Megan Blackadar, Reporter

Musical films are the newest way to see your favorite Broadway show on the big screen. Based on the 2008 Broadway musical with the same name, “In The Heights” has received praise from critics and moviegoers. Creator Lin Manuel Miranda of “Hamilton” fame and director Jon M. Chu, best known for “Crazy Rich Asians,” had a lot on their plate when adapting the show for the screen. They had to bring the show into the present day while keeping it accurate and still keeping the elements that made the original so loved. 

Image courtesy of Warner Bros.

The story revolves around Usnavi, an immigrant from the Dominican Republic who lives with his grandmother figure Abuela Claudia in the New York City neighborhood of Washington Heights (hence the name of the movie). Usnavi owns the corner store that he inherited from his parents, and he longs to go back to his native country and fix up the bar his parents left behind. 

At its center, this movie is one about family, friends, and a vibrant community and culture on the verge of death due to gentrification. For instance, in one scene, we see Abuela Claudia go to the new laundromat to clean some towels and get charged over a hundred dollars.

In the Heights felt like a deeper look into a community I had never experienced. With vibrant characters like Sonny, Usnavi’s teenage cousin who is passionate about destroying anything that gets in his way; Nina, the first in her family to go to college; and Vanessa, a stylist who wishes for more and tries to move uptown with what little she has — this story comes alive. 

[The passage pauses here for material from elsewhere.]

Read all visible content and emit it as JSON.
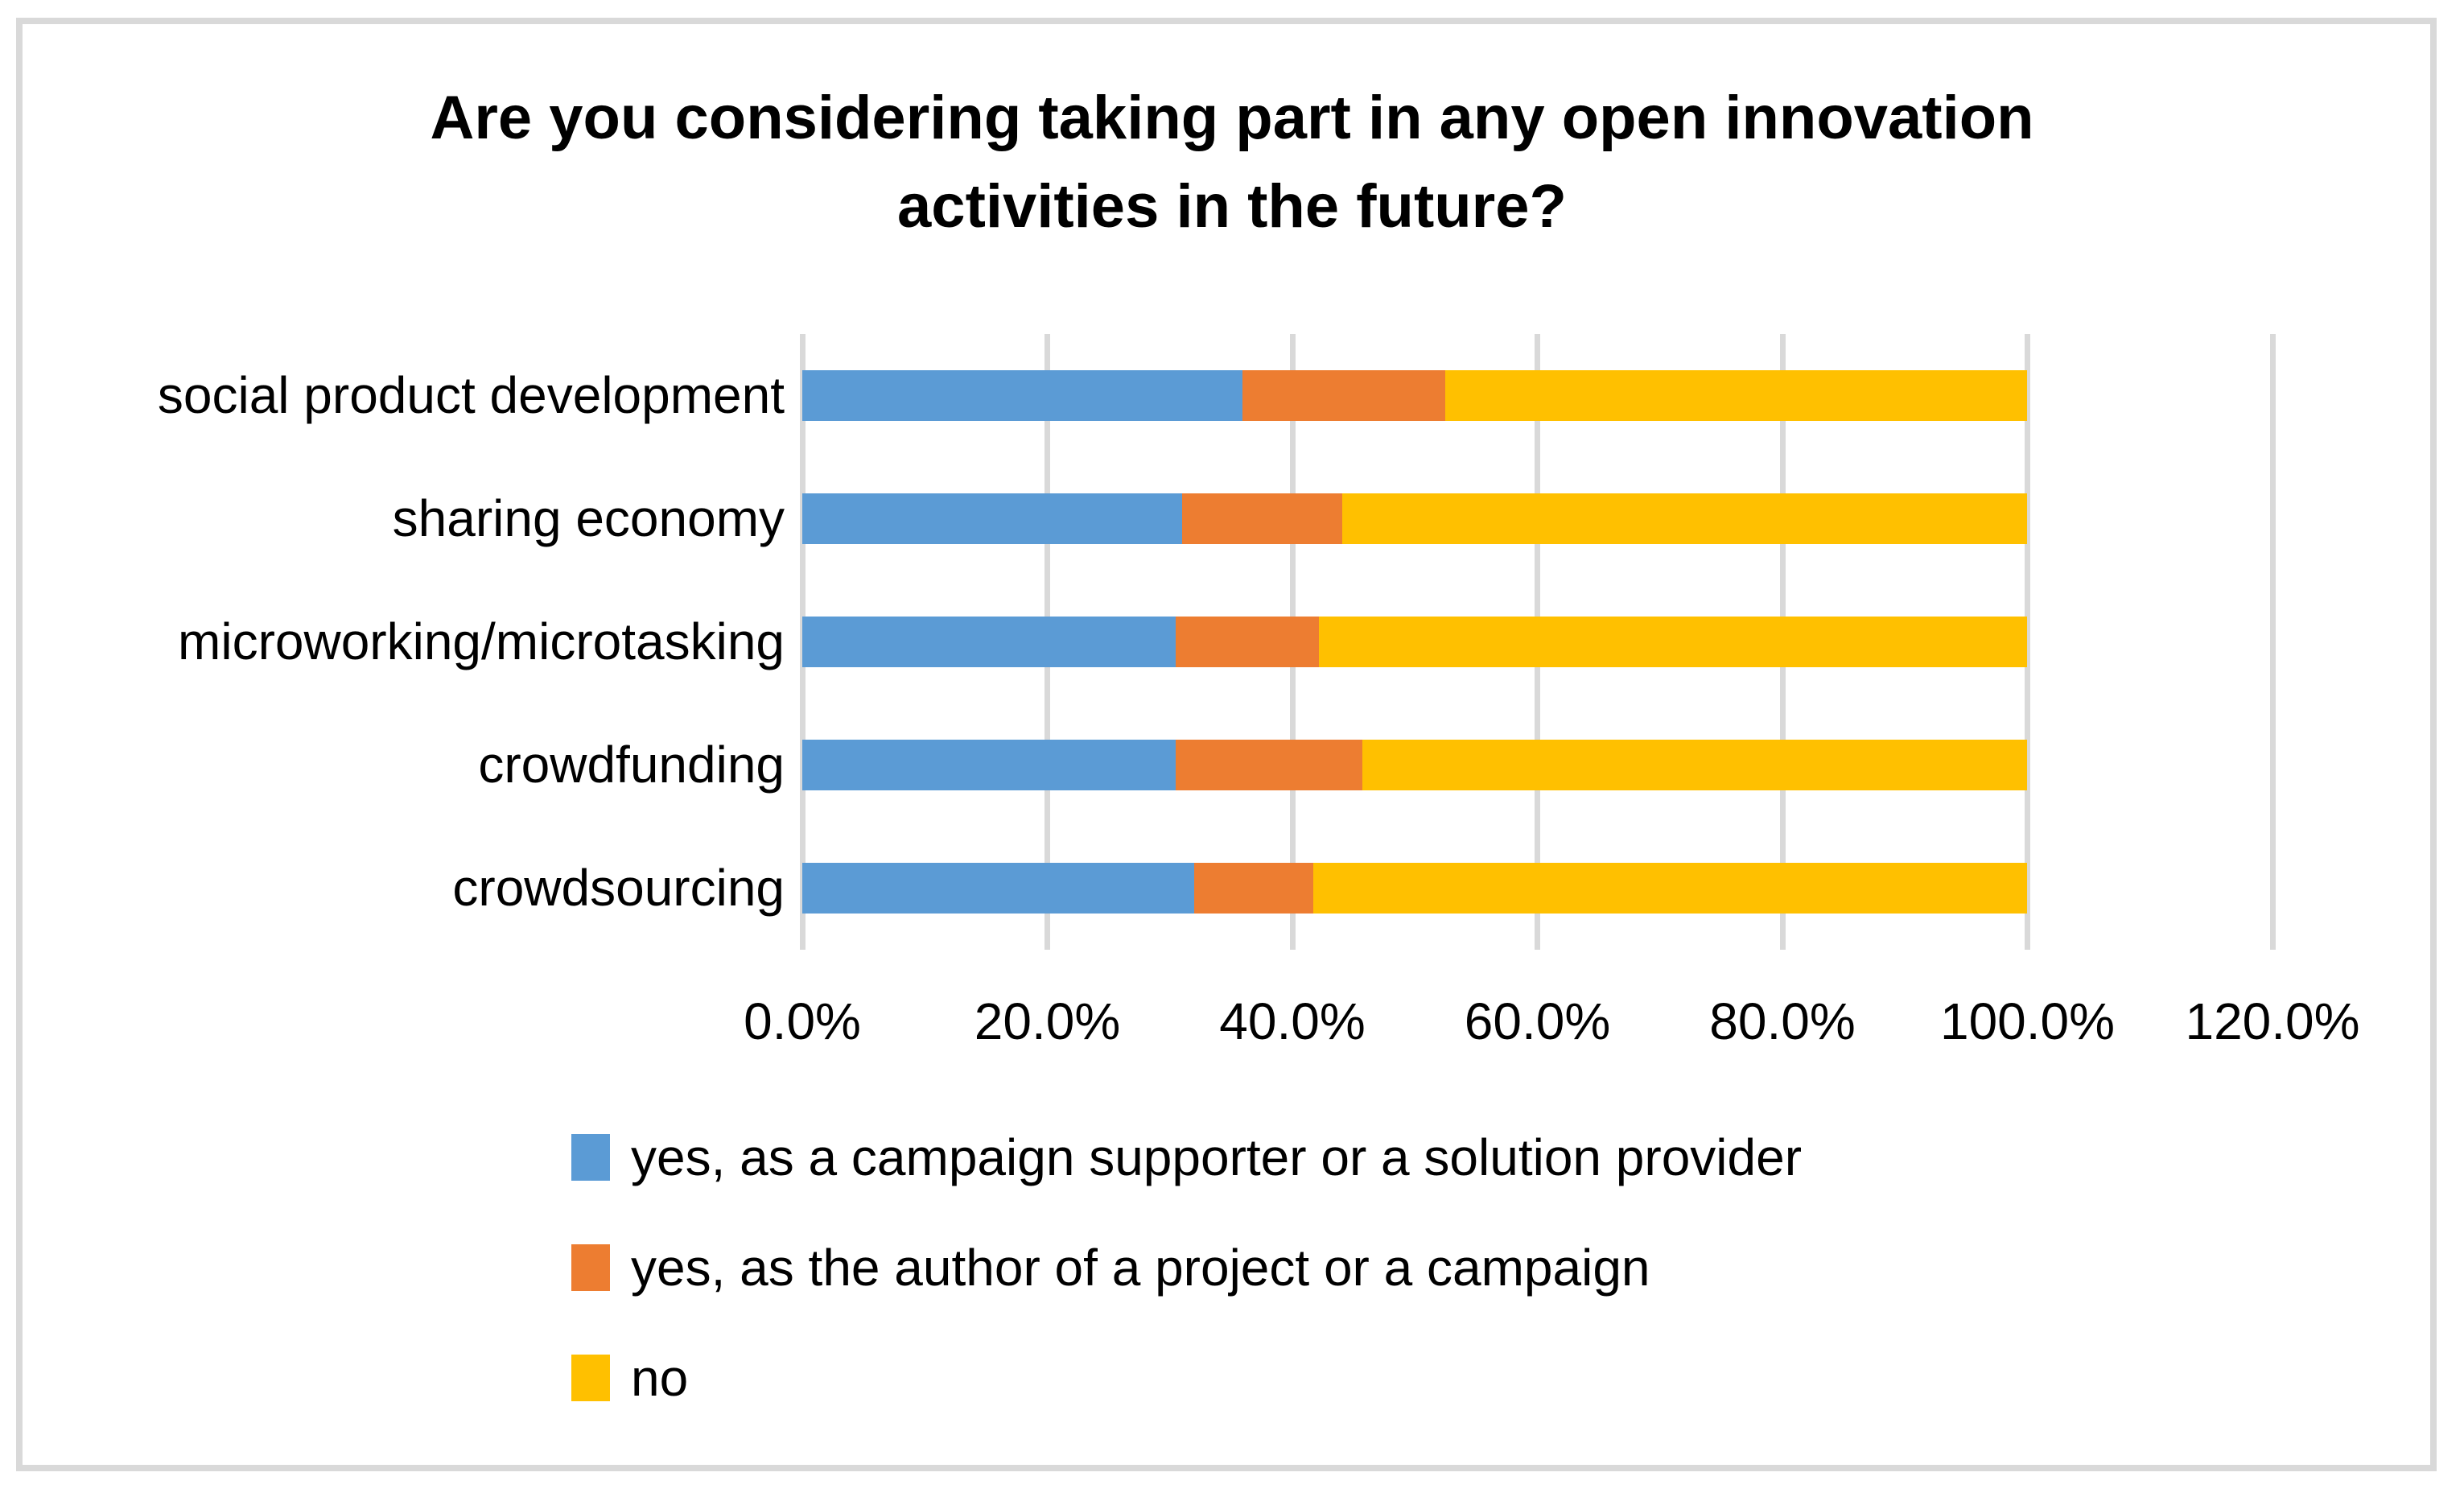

The movie’s two-hour and twenty minutes run time sped by as I was engulfed in the story. Honestly, I was expecting many cliche tropes but I was pleasantly surprised by what I got instead. At the very end, Usnavi changes his mind and stays in New York, and gets with Vanessa. He proclaims that the best days of his life are now, and I think that’s a really good way to look at life.

Even knowing the emotional twist of Abuela Claudia’s death, the whole scene still brought me to tears. A homage to her Cuban heritage, I was overwhelmed with the impressive dance numbers and storytelling weaved into such a dramatic song. I walked out of the theater with the songs stuck in my head and a warm feeling in my chest, and even though it was a fictional story I still felt inspired by their story.

With cameos from theater icons such as Lin Manuel Miranda, Patrick Page, and Christopher Jackson, theatre fans like myself can still feel seen and appreciated. While many of the original songs have been cut from the movie and there were some pretty decent changes in the storyline, I think in the end it all worked out to make a diverse and entertaining movie with a spectacular soundtrack and several big dance numbers reminiscent of stage musicals.